Nanchao Periode (650 – 1250 n.Chr.): Na de stichting van een Thais koninkrijk in Zuid-China, migreerde het Thaise volk verder naar het zuiden, waar het zich vestigde op de Centrale Laagvlakte onder de heerschappij van het Khmer-rijk. De onafhankelijke Thaise staat Sukhothai werd gesticht in ongeveer 1238 AD.
Sukhothai Periode (1238 – 1378 AD): Het ‘gouden tijdperk’ van de Thaise geschiedenis, de 13e eeuw, was een tijd waarin de Thais een machtige onafhankelijkheidsmacht werden en een ideale staat vormden, geregeerd door vriendelijke heersers. Het machtigere Ayutthaya liet zich echter in 1350 over Sukhothai gelden.
Ayutthaya Periode (1350 – 1767 AD): Terugkerend naar Khmer-principes, kreeg Ayutthaya meer macht over zijn vorsten, wat leidde tot conflicten tussen naburige vorstendommen. Nadat in de 17de eeuw diplomatieke betrekkingen waren aangeknoopt, vielen de Birmezen in 1767 binnen en veroverden Ayutthaya. De controle duurde echter niet lang.
De Don Buri periode (1767 – 1772 n.Chr.): Uit angst voor een nieuwe aanval werd de hoofdstad van Ayutthaya overgebracht naar een plaats dichter bij de zee om de verdediging, aankoop en buitenlandse handel te vergemakkelijken. Er werd een nieuwe hoofdstad gevestigd in Thon Buri en er kwamen sterke heersers, maar het koninkrijk viel snel uiteen door een gebrek aan gezag.
Rattanakosin Periode (1782 – het heden): Een nieuwe heerser verplaatste de hoofdstad naar Bangkok en vestigde het Grand Palace.
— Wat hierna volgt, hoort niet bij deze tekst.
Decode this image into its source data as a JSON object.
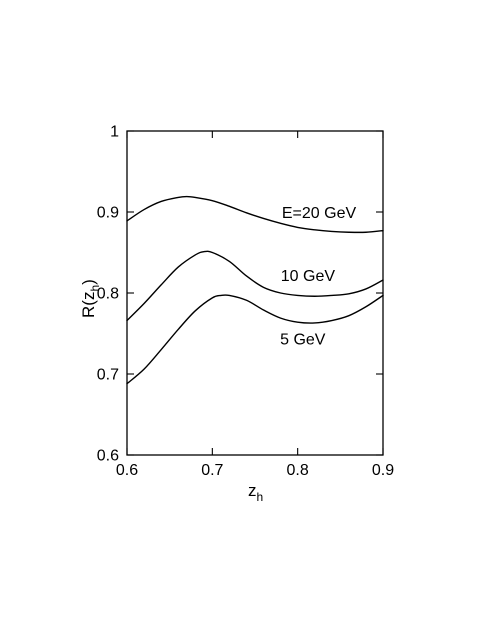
{
  "chart_data": {
    "type": "line",
    "xlabel": "z",
    "xlabel_sub": "h",
    "ylabel": "R(z",
    "ylabel_sub": "h",
    "ylabel_close": ")",
    "xlim": [
      0.6,
      0.9
    ],
    "ylim": [
      0.6,
      1.0
    ],
    "xticks": [
      0.6,
      0.7,
      0.8,
      0.9
    ],
    "xtick_labels": [
      "0.6",
      "0.7",
      "0.8",
      "0.9"
    ],
    "yticks": [
      0.6,
      0.7,
      0.8,
      0.9,
      1.0
    ],
    "ytick_labels": [
      "0.6",
      "0.7",
      "0.8",
      "0.9",
      "1"
    ],
    "grid": false,
    "series": [
      {
        "name": "E=20 GeV",
        "label_at": [
          0.825,
          0.9
        ],
        "x": [
          0.6,
          0.62,
          0.64,
          0.66,
          0.67,
          0.68,
          0.7,
          0.72,
          0.74,
          0.76,
          0.78,
          0.8,
          0.82,
          0.84,
          0.86,
          0.88,
          0.9
        ],
        "y": [
          0.889,
          0.903,
          0.913,
          0.918,
          0.919,
          0.918,
          0.914,
          0.907,
          0.899,
          0.892,
          0.886,
          0.881,
          0.878,
          0.876,
          0.875,
          0.875,
          0.877
        ]
      },
      {
        "name": "10 GeV",
        "label_at": [
          0.812,
          0.822
        ],
        "x": [
          0.6,
          0.62,
          0.64,
          0.66,
          0.68,
          0.69,
          0.7,
          0.72,
          0.74,
          0.76,
          0.78,
          0.8,
          0.82,
          0.84,
          0.86,
          0.88,
          0.9
        ],
        "y": [
          0.766,
          0.787,
          0.81,
          0.832,
          0.847,
          0.851,
          0.85,
          0.839,
          0.821,
          0.807,
          0.8,
          0.797,
          0.796,
          0.797,
          0.799,
          0.805,
          0.816
        ]
      },
      {
        "name": "5 GeV",
        "label_at": [
          0.806,
          0.744
        ],
        "x": [
          0.6,
          0.62,
          0.64,
          0.66,
          0.68,
          0.7,
          0.71,
          0.72,
          0.74,
          0.76,
          0.78,
          0.8,
          0.82,
          0.84,
          0.86,
          0.88,
          0.9
        ],
        "y": [
          0.688,
          0.706,
          0.73,
          0.755,
          0.778,
          0.794,
          0.797,
          0.797,
          0.791,
          0.779,
          0.769,
          0.764,
          0.763,
          0.766,
          0.772,
          0.783,
          0.797
        ]
      }
    ]
  }
}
Verdere heersers voerden sociale en economische hervormingen door, herstelden de betrekkingen met de omliggende provincies, westerse naties en de handel met China en beëindigden Europese verdragen, vestigden het moderne Thailand en vermeden kolonisatie. In de periode 1869-1910 werd de slavernij afgeschaft, in 1925 werden onderwijshervormingen ingevoerd en in 1939 werd Thailand een democratische regering.